Based in Chicago, Michiko Itatani received her MFA from the Art Institute of Chicago and subsequently taught Painting and Drawing at her alma mater until her retirement in 2019. Always prolific, Itatani’s focus continues to be on her studio practice.

Michiko Itatani’s work has been seen in more than a hundred solo and group exhibitions nationally and internationally since 1973. Her works are in many corporate, public, and private collections, including those of The Art Institute of Chicago; Museum of Contemporary Art, Chicago; Olympic Museum, Switzerland; Villa Haiss Museum, Germany; Musèe du Quebec, Canada; Museu D’art Contemporani (MACBA), Barcelona; Hyogo Art Museum, Kobe, Japan; National Museum of Contemporary Art, Seoul, Korea.
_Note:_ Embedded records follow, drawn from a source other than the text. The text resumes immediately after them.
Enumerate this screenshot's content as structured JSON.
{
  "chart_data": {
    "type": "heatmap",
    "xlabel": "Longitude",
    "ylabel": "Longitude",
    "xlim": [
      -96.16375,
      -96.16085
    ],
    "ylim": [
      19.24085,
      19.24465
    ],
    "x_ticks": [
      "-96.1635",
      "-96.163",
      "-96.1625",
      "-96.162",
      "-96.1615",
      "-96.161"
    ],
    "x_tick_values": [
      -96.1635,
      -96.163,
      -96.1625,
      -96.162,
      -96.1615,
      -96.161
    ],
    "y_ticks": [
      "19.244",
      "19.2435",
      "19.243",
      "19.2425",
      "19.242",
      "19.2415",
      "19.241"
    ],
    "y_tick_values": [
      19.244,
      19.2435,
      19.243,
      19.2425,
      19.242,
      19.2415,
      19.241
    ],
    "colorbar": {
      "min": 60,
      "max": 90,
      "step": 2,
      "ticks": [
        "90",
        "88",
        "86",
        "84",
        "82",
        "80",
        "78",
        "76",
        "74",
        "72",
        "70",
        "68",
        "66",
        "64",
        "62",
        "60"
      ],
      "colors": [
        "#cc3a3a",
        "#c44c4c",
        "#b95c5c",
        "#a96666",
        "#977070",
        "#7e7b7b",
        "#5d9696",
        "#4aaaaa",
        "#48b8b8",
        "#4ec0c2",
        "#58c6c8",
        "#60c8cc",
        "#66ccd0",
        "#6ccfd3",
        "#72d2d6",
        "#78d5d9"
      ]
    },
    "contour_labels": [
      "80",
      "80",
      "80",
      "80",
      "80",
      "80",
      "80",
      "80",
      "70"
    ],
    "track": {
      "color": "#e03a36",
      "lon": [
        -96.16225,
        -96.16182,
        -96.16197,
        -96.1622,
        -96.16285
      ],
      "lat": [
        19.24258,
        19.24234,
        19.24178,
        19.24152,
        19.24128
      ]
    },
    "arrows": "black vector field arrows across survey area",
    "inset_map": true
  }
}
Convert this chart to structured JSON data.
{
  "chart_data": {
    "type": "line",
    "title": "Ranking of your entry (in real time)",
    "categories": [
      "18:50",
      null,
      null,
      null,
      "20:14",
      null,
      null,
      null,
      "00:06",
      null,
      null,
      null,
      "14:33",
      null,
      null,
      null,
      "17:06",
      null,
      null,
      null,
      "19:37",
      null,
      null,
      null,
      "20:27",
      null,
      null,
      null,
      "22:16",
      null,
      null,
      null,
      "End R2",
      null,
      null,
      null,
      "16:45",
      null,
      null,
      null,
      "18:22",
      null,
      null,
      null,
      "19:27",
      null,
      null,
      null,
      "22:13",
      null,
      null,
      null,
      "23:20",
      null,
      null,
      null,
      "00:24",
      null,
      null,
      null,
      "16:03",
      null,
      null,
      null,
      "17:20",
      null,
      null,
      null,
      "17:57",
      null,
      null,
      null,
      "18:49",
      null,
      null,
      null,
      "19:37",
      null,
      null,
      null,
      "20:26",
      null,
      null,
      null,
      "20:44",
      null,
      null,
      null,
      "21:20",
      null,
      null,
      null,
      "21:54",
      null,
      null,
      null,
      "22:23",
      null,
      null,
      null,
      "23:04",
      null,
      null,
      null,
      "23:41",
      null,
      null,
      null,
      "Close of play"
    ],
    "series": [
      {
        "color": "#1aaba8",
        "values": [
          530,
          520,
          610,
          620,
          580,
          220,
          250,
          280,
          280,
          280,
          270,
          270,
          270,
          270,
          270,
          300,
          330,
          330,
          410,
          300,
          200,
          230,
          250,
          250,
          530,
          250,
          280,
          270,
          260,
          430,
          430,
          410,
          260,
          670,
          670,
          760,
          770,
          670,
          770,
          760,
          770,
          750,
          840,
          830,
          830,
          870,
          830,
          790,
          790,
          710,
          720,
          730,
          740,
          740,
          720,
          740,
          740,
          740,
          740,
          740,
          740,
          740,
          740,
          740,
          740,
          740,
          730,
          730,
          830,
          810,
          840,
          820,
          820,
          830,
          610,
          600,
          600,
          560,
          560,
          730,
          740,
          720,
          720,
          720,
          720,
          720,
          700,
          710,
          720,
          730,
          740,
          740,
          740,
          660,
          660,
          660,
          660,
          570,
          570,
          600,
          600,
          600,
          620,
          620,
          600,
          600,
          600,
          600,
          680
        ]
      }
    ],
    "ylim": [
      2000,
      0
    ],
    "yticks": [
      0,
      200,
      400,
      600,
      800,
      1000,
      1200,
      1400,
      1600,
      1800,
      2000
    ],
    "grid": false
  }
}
Michiko Itatani has received Illinois Arts Council Artist’s Fellowships, a National Endowment for the Arts Fellowship, a Marie Sharp Walsh New York Studio Grant, and a John Simon Guggenheim Fellowship. She received the 2020 Lifetime Achievement Award from the Woman’s Caucus for Art together with Joyce Fernandes, Judy Onofrio, Alison Saar and Judith Stein. Her work is held in the public collections of the The Museum of Contemporary Art, Chicago, IL; Art Institute of Chicago, IL; Daum Museum of Contemporary Art, Sedalia, MO; Wright Museum, Beloit, WI; Erie Art Museum, Erie, PA; Olympic Museum, Lausanne, Switzerland; American Embassy Permanent Collection, Brasilia, Brazil; Villa-Haiss-Museum, Zell am Harmersback, Germany; Tokoha Museum, Shizuoka, Japan; National Museum of Contemporary Art, Korea; Musee du Quebec, Quebec, Canada; Museu D’art Contemporani (MACBA), Barcelona, Spain and others.

Michiko Itatani is clearly of her time in addressing the issues of fragmentation and continuity as an inescapable fact of twentieth century life. The themes of physical and spiritual confinement versus transcendence are effectively used as examples of duality’s within a united whole. These outer and inner voices form the pulse of our life experiences. Ms. Itatani’s important works speak to this struggle within the human condition and our attempts to make sense out of chaos.” – Ed Paschke, catalogue essay for the exhibition at the Wright Museum of Art, WI 1994

“Her painting has been idiosyncratic from the beginning, because it was not her expected profession but something discovered after her arrival in the U.S. (from Japan). Her intention was to study philosophy, and perhaps it is the philosophy, and perhaps philosophical approach to experience – observing, comparing, weighing, analyzing, looking for relationships and consistencies and meaning, turning both the phenomenon and the expression of it over and over in search for resolution – that underpins her art.” – Janet Kopolos, “The Sea of Uncertainty” catalogue essay for Michiko Itatani -Paintings since 1984, Chicago Cultural Center, 1992.